A government would only need to get its hands on one instance to havest downvote based dissent data.

Tbh I'd rather we had an up-only based vote system though. Downvotes had a lot to do with the reddit culture that I don't want taking over Lemmy.

4

Just commenting so this stays one of the most commented posts. Feel free to keep scrolling

4
Ech
lemmy.world

How would one find this? Is it just a console command?

4

Yea is good to know. I knew that early bc someone said that someone else accosted them after they reduced/downvoted one of their posts

2

It's the same on reddit? Surprised no one.
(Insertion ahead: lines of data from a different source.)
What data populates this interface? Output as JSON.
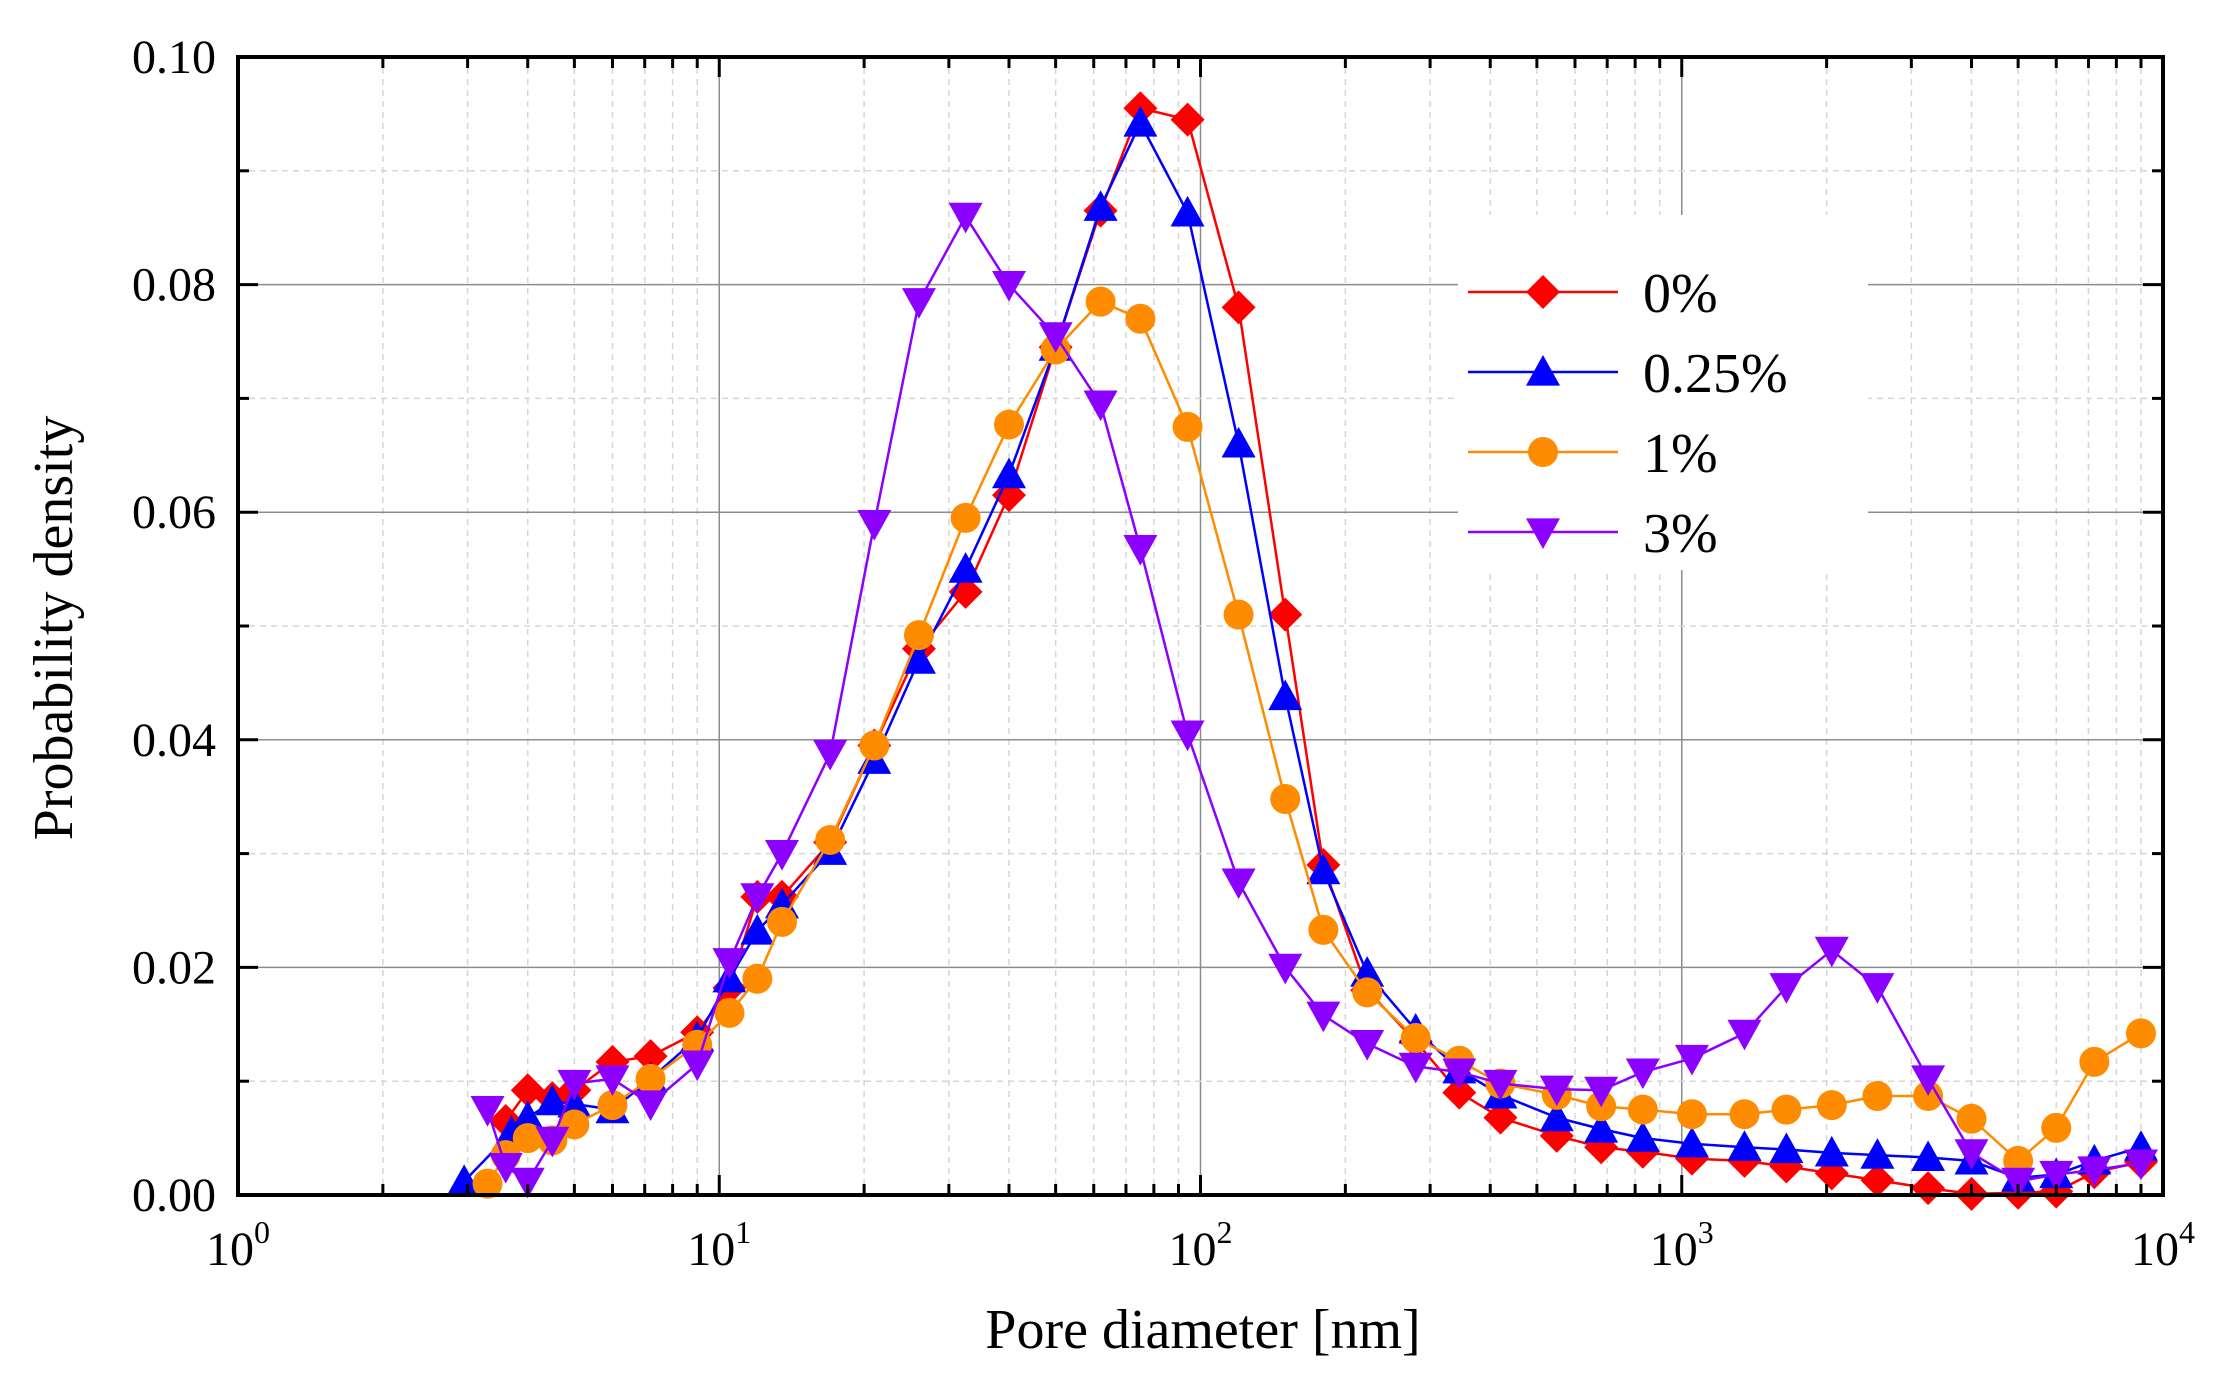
{
  "chart_data": {
    "type": "line",
    "xlabel": "Pore diameter [nm]",
    "ylabel": "Probability density",
    "xscale": "log",
    "xlim": [
      1,
      10000
    ],
    "ylim": [
      0,
      0.1
    ],
    "grid": true,
    "legend_position": "right",
    "x_ticks": [
      {
        "base": "10",
        "exp": "0",
        "value": 1
      },
      {
        "base": "10",
        "exp": "1",
        "value": 10
      },
      {
        "base": "10",
        "exp": "2",
        "value": 100
      },
      {
        "base": "10",
        "exp": "3",
        "value": 1000
      },
      {
        "base": "10",
        "exp": "4",
        "value": 10000
      }
    ],
    "y_ticks": [
      "0.00",
      "0.02",
      "0.04",
      "0.06",
      "0.08",
      "0.10"
    ],
    "series": [
      {
        "name": "0%",
        "color": "#ff0000",
        "marker": "diamond",
        "points": [
          [
            3.6,
            0.0065
          ],
          [
            4.0,
            0.0092
          ],
          [
            4.5,
            0.0085
          ],
          [
            5.0,
            0.0092
          ],
          [
            6.0,
            0.0117
          ],
          [
            7.2,
            0.0122
          ],
          [
            9.0,
            0.0143
          ],
          [
            10.5,
            0.0182
          ],
          [
            12.0,
            0.0262
          ],
          [
            13.5,
            0.0262
          ],
          [
            17.0,
            0.031
          ],
          [
            21.0,
            0.0395
          ],
          [
            26.0,
            0.048
          ],
          [
            32.5,
            0.053
          ],
          [
            40.0,
            0.0615
          ],
          [
            50.0,
            0.0745
          ],
          [
            62.0,
            0.0865
          ],
          [
            75.0,
            0.0955
          ],
          [
            94.0,
            0.0945
          ],
          [
            120.0,
            0.078
          ],
          [
            150.0,
            0.051
          ],
          [
            180.0,
            0.029
          ],
          [
            222.0,
            0.018
          ],
          [
            280.0,
            0.0135
          ],
          [
            345.0,
            0.009
          ],
          [
            420.0,
            0.0068
          ],
          [
            550.0,
            0.0052
          ],
          [
            680.0,
            0.0042
          ],
          [
            830.0,
            0.0038
          ],
          [
            1050.0,
            0.0032
          ],
          [
            1350.0,
            0.003
          ],
          [
            1650.0,
            0.0025
          ],
          [
            2050.0,
            0.0019
          ],
          [
            2550.0,
            0.0013
          ],
          [
            3250.0,
            0.0006
          ],
          [
            4000.0,
            0.0001
          ],
          [
            5000.0,
            0.0002
          ],
          [
            6000.0,
            0.0003
          ],
          [
            7200.0,
            0.002
          ],
          [
            9000.0,
            0.0029
          ]
        ]
      },
      {
        "name": "0.25%",
        "color": "#0000ff",
        "marker": "triangle-up",
        "points": [
          [
            2.95,
            0.0012
          ],
          [
            3.7,
            0.0055
          ],
          [
            4.0,
            0.0068
          ],
          [
            4.5,
            0.0082
          ],
          [
            5.0,
            0.008
          ],
          [
            6.0,
            0.0075
          ],
          [
            7.2,
            0.0102
          ],
          [
            9.0,
            0.0138
          ],
          [
            10.5,
            0.019
          ],
          [
            12.0,
            0.0232
          ],
          [
            13.5,
            0.0255
          ],
          [
            17.0,
            0.0302
          ],
          [
            21.0,
            0.0382
          ],
          [
            26.0,
            0.047
          ],
          [
            32.5,
            0.055
          ],
          [
            40.0,
            0.0633
          ],
          [
            50.0,
            0.0745
          ],
          [
            62.0,
            0.0868
          ],
          [
            75.0,
            0.0942
          ],
          [
            94.0,
            0.0863
          ],
          [
            120.0,
            0.066
          ],
          [
            150.0,
            0.0438
          ],
          [
            180.0,
            0.0285
          ],
          [
            222.0,
            0.0195
          ],
          [
            280.0,
            0.0145
          ],
          [
            345.0,
            0.011
          ],
          [
            420.0,
            0.0088
          ],
          [
            550.0,
            0.0068
          ],
          [
            680.0,
            0.0058
          ],
          [
            830.0,
            0.005
          ],
          [
            1050.0,
            0.0045
          ],
          [
            1350.0,
            0.0042
          ],
          [
            1650.0,
            0.004
          ],
          [
            2050.0,
            0.0037
          ],
          [
            2550.0,
            0.0035
          ],
          [
            3250.0,
            0.0033
          ],
          [
            4000.0,
            0.003
          ],
          [
            5000.0,
            0.0015
          ],
          [
            6000.0,
            0.0018
          ],
          [
            7200.0,
            0.003
          ],
          [
            9000.0,
            0.0042
          ]
        ]
      },
      {
        "name": "1%",
        "color": "#ff8c00",
        "marker": "circle",
        "points": [
          [
            3.3,
            0.001
          ],
          [
            3.6,
            0.0035
          ],
          [
            4.0,
            0.005
          ],
          [
            4.5,
            0.0048
          ],
          [
            5.0,
            0.0062
          ],
          [
            6.0,
            0.0079
          ],
          [
            7.2,
            0.0102
          ],
          [
            9.0,
            0.0132
          ],
          [
            10.5,
            0.016
          ],
          [
            12.0,
            0.019
          ],
          [
            13.5,
            0.024
          ],
          [
            17.0,
            0.0312
          ],
          [
            21.0,
            0.0395
          ],
          [
            26.0,
            0.0492
          ],
          [
            32.5,
            0.0595
          ],
          [
            40.0,
            0.0677
          ],
          [
            50.0,
            0.0743
          ],
          [
            62.0,
            0.0785
          ],
          [
            75.0,
            0.077
          ],
          [
            94.0,
            0.0675
          ],
          [
            120.0,
            0.051
          ],
          [
            150.0,
            0.0348
          ],
          [
            180.0,
            0.0233
          ],
          [
            222.0,
            0.0178
          ],
          [
            280.0,
            0.0138
          ],
          [
            345.0,
            0.0118
          ],
          [
            420.0,
            0.0098
          ],
          [
            550.0,
            0.0088
          ],
          [
            680.0,
            0.0078
          ],
          [
            830.0,
            0.0075
          ],
          [
            1050.0,
            0.0071
          ],
          [
            1350.0,
            0.0071
          ],
          [
            1650.0,
            0.0075
          ],
          [
            2050.0,
            0.0079
          ],
          [
            2550.0,
            0.0087
          ],
          [
            3250.0,
            0.0087
          ],
          [
            4000.0,
            0.0067
          ],
          [
            5000.0,
            0.003
          ],
          [
            6000.0,
            0.0059
          ],
          [
            7200.0,
            0.0117
          ],
          [
            9000.0,
            0.0142
          ]
        ]
      },
      {
        "name": "3%",
        "color": "#8b00ff",
        "marker": "triangle-down",
        "points": [
          [
            3.3,
            0.0075
          ],
          [
            3.6,
            0.0025
          ],
          [
            4.0,
            0.0012
          ],
          [
            4.5,
            0.0048
          ],
          [
            5.0,
            0.0098
          ],
          [
            6.0,
            0.0102
          ],
          [
            7.2,
            0.008
          ],
          [
            9.0,
            0.0115
          ],
          [
            10.5,
            0.0205
          ],
          [
            12.0,
            0.0262
          ],
          [
            13.5,
            0.03
          ],
          [
            17.0,
            0.0388
          ],
          [
            21.0,
            0.059
          ],
          [
            26.0,
            0.0785
          ],
          [
            32.5,
            0.086
          ],
          [
            40.0,
            0.08
          ],
          [
            50.0,
            0.0755
          ],
          [
            62.0,
            0.0695
          ],
          [
            75.0,
            0.0568
          ],
          [
            94.0,
            0.0405
          ],
          [
            120.0,
            0.0275
          ],
          [
            150.0,
            0.02
          ],
          [
            180.0,
            0.0158
          ],
          [
            222.0,
            0.0133
          ],
          [
            280.0,
            0.0113
          ],
          [
            345.0,
            0.0108
          ],
          [
            420.0,
            0.0098
          ],
          [
            550.0,
            0.0093
          ],
          [
            680.0,
            0.0092
          ],
          [
            830.0,
            0.0108
          ],
          [
            1050.0,
            0.012
          ],
          [
            1350.0,
            0.0142
          ],
          [
            1650.0,
            0.0183
          ],
          [
            2050.0,
            0.0215
          ],
          [
            2550.0,
            0.0183
          ],
          [
            3250.0,
            0.0102
          ],
          [
            4000.0,
            0.0037
          ],
          [
            5000.0,
            0.0012
          ],
          [
            6000.0,
            0.0018
          ],
          [
            7200.0,
            0.0022
          ],
          [
            9000.0,
            0.0028
          ]
        ]
      }
    ]
  }
}
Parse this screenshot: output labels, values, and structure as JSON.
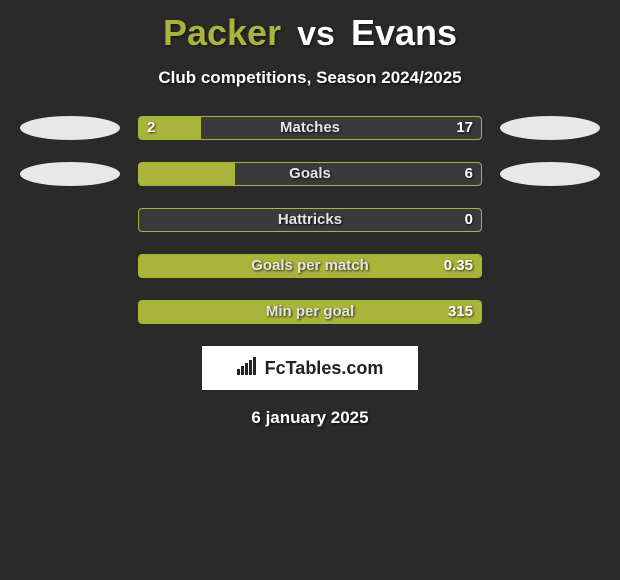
{
  "title": {
    "left": "Packer",
    "vs": "vs",
    "right": "Evans",
    "left_color": "#aab33a",
    "right_color": "#ffffff"
  },
  "subtitle": "Club competitions, Season 2024/2025",
  "accent_color": "#aab33a",
  "background_color": "#2a2a2a",
  "track_color": "#3a3a3a",
  "text_color": "#ffffff",
  "bar_track_width": 344,
  "rows": [
    {
      "label": "Matches",
      "left_val": "2",
      "right_val": "17",
      "left_pct": 18,
      "right_pct": 0,
      "show_ovals": true
    },
    {
      "label": "Goals",
      "left_val": "",
      "right_val": "6",
      "left_pct": 28,
      "right_pct": 0,
      "show_ovals": true
    },
    {
      "label": "Hattricks",
      "left_val": "",
      "right_val": "0",
      "left_pct": 0,
      "right_pct": 0,
      "show_ovals": false
    },
    {
      "label": "Goals per match",
      "left_val": "",
      "right_val": "0.35",
      "left_pct": 0,
      "right_pct": 100,
      "show_ovals": false
    },
    {
      "label": "Min per goal",
      "left_val": "",
      "right_val": "315",
      "left_pct": 0,
      "right_pct": 100,
      "show_ovals": false
    }
  ],
  "logo": {
    "icon_name": "bar-chart-icon",
    "text": "FcTables.com"
  },
  "date": "6 january 2025"
}
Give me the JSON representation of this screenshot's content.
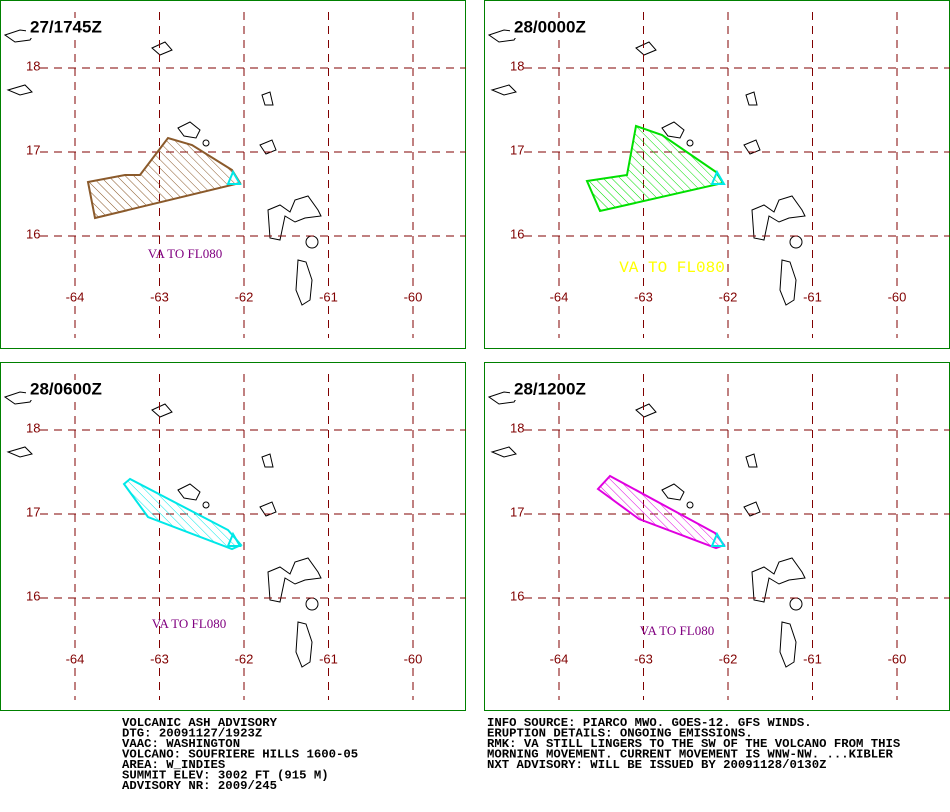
{
  "panels": [
    {
      "time": "27/1745Z",
      "va_label": "VA TO FL080"
    },
    {
      "time": "28/0000Z",
      "va_label": "VA TO FL080"
    },
    {
      "time": "28/0600Z",
      "va_label": "VA TO FL080"
    },
    {
      "time": "28/1200Z",
      "va_label": "VA TO FL080"
    }
  ],
  "lats": [
    18,
    17,
    16
  ],
  "lons": [
    -64,
    -63,
    -62,
    -61,
    -60
  ],
  "advisory_left": [
    "VOLCANIC ASH ADVISORY",
    "DTG: 20091127/1923Z",
    "VAAC: WASHINGTON",
    "VOLCANO: SOUFRIERE HILLS 1600-05",
    "AREA: W_INDIES",
    "SUMMIT ELEV: 3002 FT (915 M)",
    "ADVISORY NR: 2009/245"
  ],
  "advisory_right": [
    "INFO SOURCE: PIARCO MWO. GOES-12. GFS WINDS.",
    "ERUPTION DETAILS: ONGOING EMISSIONS.",
    "RMK: VA STILL LINGERS TO THE SW OF THE VOLCANO FROM THIS",
    "MORNING MOVEMENT. CURRENT MOVEMENT IS WNW-NW. ...KIBLER",
    "NXT ADVISORY: WILL BE ISSUED BY 20091128/0130Z"
  ]
}
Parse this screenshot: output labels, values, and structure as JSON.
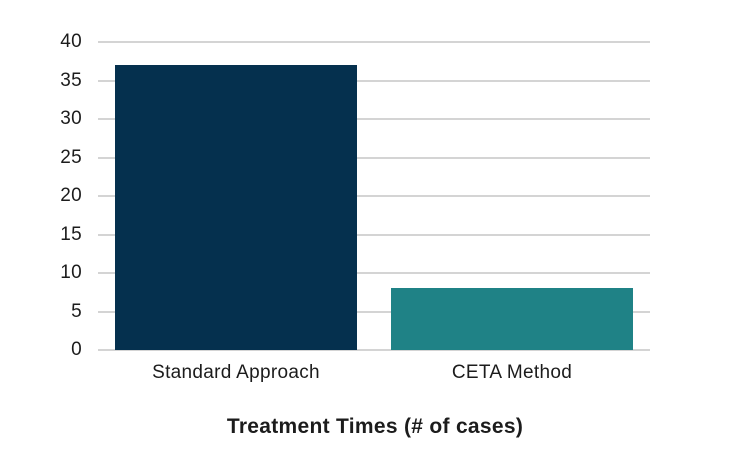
{
  "chart_data": {
    "type": "bar",
    "categories": [
      "Standard Approach",
      "CETA Method"
    ],
    "values": [
      37,
      8
    ],
    "title": "Treatment Times (# of cases)",
    "xlabel": "Treatment Times (# of cases)",
    "ylabel": "",
    "ylim": [
      0,
      40
    ],
    "yticks": [
      0,
      5,
      10,
      15,
      20,
      25,
      30,
      35,
      40
    ],
    "grid": true,
    "legend": "none",
    "bar_colors": [
      "#05304e",
      "#1f8286"
    ],
    "gridline_color": "#d4d4d4",
    "text_color": "#1c1c1c",
    "background_color": "#ffffff"
  }
}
I just wonder how you can directly query the DB like that. You'd have to be admin of an instance?

2

So noone will need to post "take my upvote comments". Seems fine

2

I don’t even know why upvoting and downvoting should be private in the first place

0

So what you are saying is if I cyberstalk someone, then its easier to out me?

-1

Could potentially make users less likely to misuse the downvote button. Good I say.

-4

I have actually been really surprised by the amount of anti free speech and anti privacy attitudes that I have seen since joining Lemmy. It seems that a lot of the people that made Reddit the shit hole that it was, are the ones who have been early adopters of Lemmy.

God I miss Voat, that was true free speech with a heavy emphasis on privacy.